Aber wie wäre es z.B. mit 16 Uhr statt 18 Uhr? Dann hat man Zeit, und die die wollen (z.B. /me) können sich dann immer noch ins Nachtleben stürzen.

----------

## SNo0py

Treffen: supa Idee, bin dabei!

Samstag: schade, bin nicht dabei   :Crying or Very sad: 

Unter der Woche wär mir lieber: Mo, Di, Do?

----------

## Jazz_Rabbit

Vielleicht ist es hilfreich, wenn alle mal posten können, wann Sie Zeit haben können, am WE oder unter der Woche.. hm?

----------

## citizen428

 *Jazz_Rabbit wrote:*   

> Vielleicht ist es hilfreich, wenn alle mal posten können, wann Sie Zeit haben können, am WE oder unter der Woche.. hm?

 

Prinzipiell ist mir unter der Woche so ab ca. 17:30 am liebsten.

----------

## Jazz_Rabbit

Ok, von Dir weiß ichs jetzt schon, Citizen  :Smile: 

Und was ist mit den anderen? Ich bin da flexibel unter der Woche..

alles ab 16:00 h und für die Entscheidung eines Wochenendes pass

ich mich an Euch an..

----------

## Kaeptn

Na serwas, da gehts dahin, wird gleich das nächste Treffen ausgmacht. Passt!

Also bei mir isses relativ blunzn (WoE od WoT), weil ich ja ab nächsten Montag beim Heer bin (YIPPIEEHH!!  :Sad:  :Sad:  :Sad:  )
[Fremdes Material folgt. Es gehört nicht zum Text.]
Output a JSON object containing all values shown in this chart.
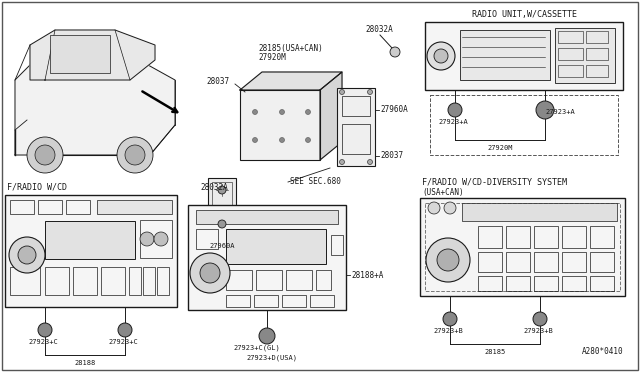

Kann also net im voraus sagen, ob ich am WoE daheim bin oder ich mal unter der Woche heimkomm (ich weiß, verwegener Wunsch).
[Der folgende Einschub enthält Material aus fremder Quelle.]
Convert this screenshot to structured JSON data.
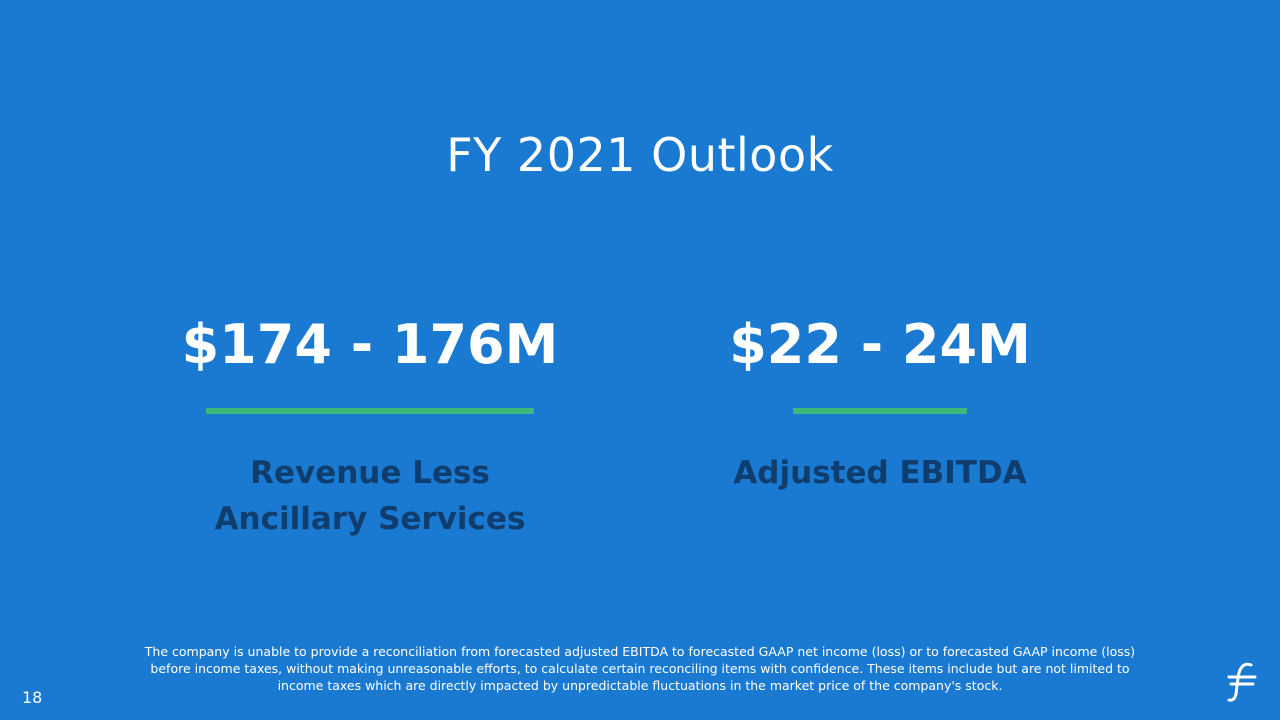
{
  "slide": {
    "title": "FY 2021 Outlook",
    "page_number": "18",
    "metrics": [
      {
        "value": "$174 - 176M",
        "label_lines": [
          "Revenue Less",
          "Ancillary Services"
        ]
      },
      {
        "value": "$22 - 24M",
        "label_lines": [
          "Adjusted EBITDA"
        ]
      }
    ],
    "footnote_lines": [
      "The company is unable to provide a reconciliation from forecasted adjusted EBITDA to forecasted GAAP net income (loss) or to forecasted GAAP income (loss)",
      "before income taxes, without making unreasonable efforts, to calculate certain reconciling items with confidence. These items include but are not limited to",
      "income taxes which are directly impacted by unpredictable fluctuations in the market price of the company's stock."
    ],
    "logo_icon": "brand-logo-icon"
  },
  "colors": {
    "background": "#1a7ad1",
    "accent_rule": "#3cb878",
    "label_text": "#0f3d6e",
    "text": "#ffffff"
  }
}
Machts halt amal an Termin und a Location aus, ob ich dann kommen kann, entscheidet sich (leider) kurzfristig.

Also ich hoff wir sehn uns bald alle!

MfG

Fritz

----------

## zbled

mir wäre es auch unter der woche ab ~ 17:30 am liebsten. früher ist blöd, weil ich arbeiten muß, am wochenende ist blöd, da ich sehr oft nach salzburg fahre. es wäre ausserdem fein, wenn das treffen in den nächsten 3 monaten stattfinden würde, da ich wieder nach hause (salzburg) ziehen werde :)

----------

## Kaeptn

Hey Leute.

Habt ihr schon gesehen: dieses Topic ist bereits auf Platz 10 (!!!) der "most-active topics".

Net schlecht.

Dafür, dass beim letzten Treffen nur 3 Leute warn, wird hier ganz schön Traffic erzeugt *gg*

Bye

Fritz

----------

## Jazz_Rabbit

Hab gar ned gemerkt, das Wir so herumspammen  *G*

Najo, aber wie gesagt, meldets Euch, Leute, damit Wir einen Termin festlegen können..
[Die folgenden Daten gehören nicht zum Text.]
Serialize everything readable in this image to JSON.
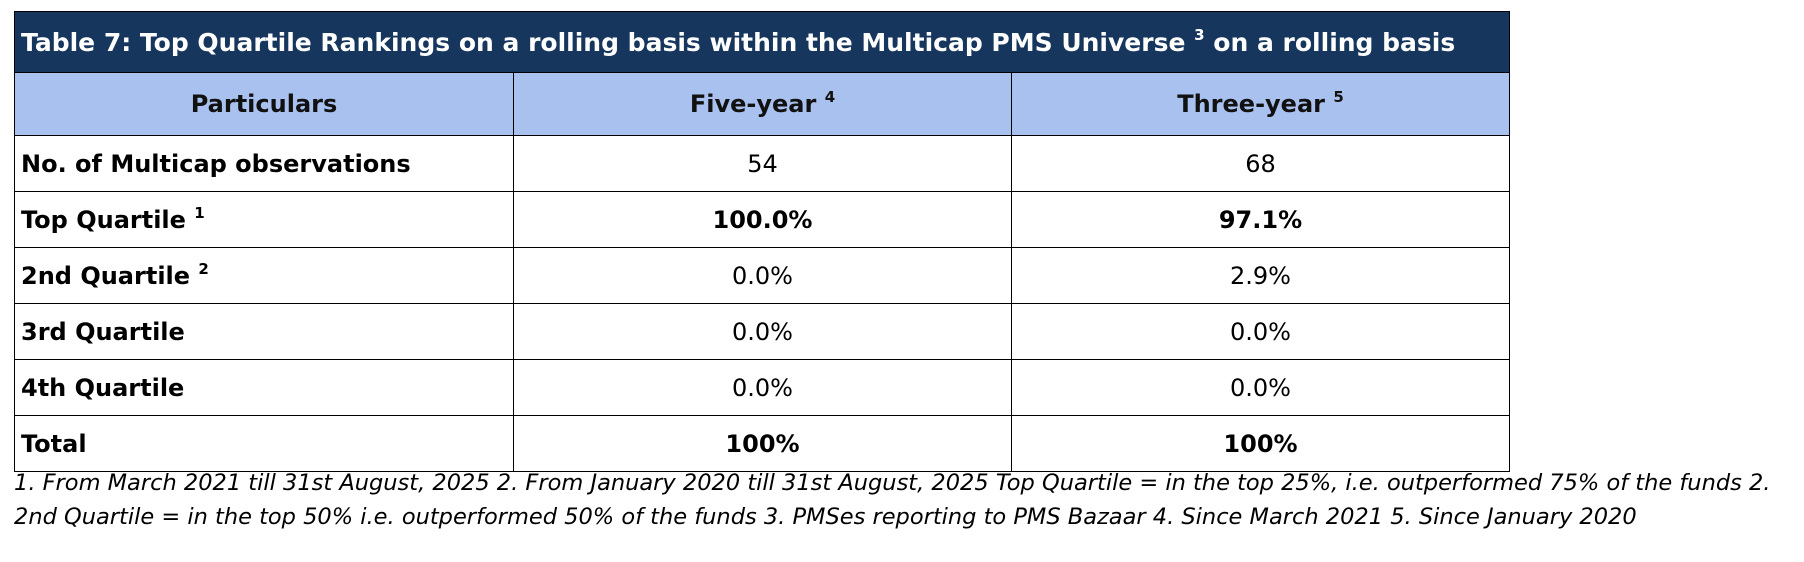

Wer hat wann Zeit? (Unter d. Woche |  Wochenende)

----------

## RoeR

äääh - ich kann nur sagen ich habs versucht zu kommen .. aber wenn i bis um 7 noch halb unter wasser steck .. sorry .. aber beim nächsten mal bin i dann dabei .. versprochem

----------

## slak

das habe ich wohl verpasst   :Crying or Very sad: 

----------

## RoeR

sind noch weitere treffen geplant?? wann passiert nun was wer wie wo ??   :Rolling Eyes: 

----------

## citizen428

 *RoeR wrote:*   

> sind noch weitere treffen geplant?

 

Du musst nur einen Termin und eine Lokalität vorschlagen und schauen was dabei rauskommt  :Smile: 

Ich meld mich gleich mal für alle Treffen bis August 2003 ab, bin jetzt studientechnisch ein Jahr im Ausland.

----------

## RoeR

Na dann nehm ich den thread halt wieder auf und frag mal so in die Wiener Runde ob denn noch wer interessiert ist mal auf ein Bier zu gehen ... ??

 :Wink: 

----------

## Jazz_Rabbit

Ja, eigentlich schon!  :Smile: 

Was ist mit den anderen?

----------

## citizen428

 *Jazz_Rabbit wrote:*   

> Was ist mit den anderen?

 

Da ich erst Anfang September aus China wiederkomme (wie einige von euch ja wissen) kann ich zwar nicht teilnehmen, wenn ihr aber denn Termin rechtzeitig fixiert werd ich vorschlagen daß die Einladung in den GWN bei Gentoo International kommt, ich bin auf der GWN-Adminliste eingetragen. Das hätte den Vorteil daß eventuell auch User die nicht in den Foren vertreten sind davon etwas mitkriegen.

Wenn sich das nicht ausgeht kann man eventuell einen kurzen Text darüber wie das Treffen war, inklusive Link zu einer Gallery falls jemand sowas macht, in den GWN aufnehmen.

----------

## citizen428

 *citizen428 wrote:*   

> 1. wenn ihr aber denn Termin rechtzeitig fixiert werd ich vorschlagen daß die Einladung in den GWN bei Gentoo International kommt, 
> 
> 2. ich bin auf der GWN-Adminliste eingetragen.

 

ad 1. Done, kommt in die nächste Ausgabe unter "Gentoo International".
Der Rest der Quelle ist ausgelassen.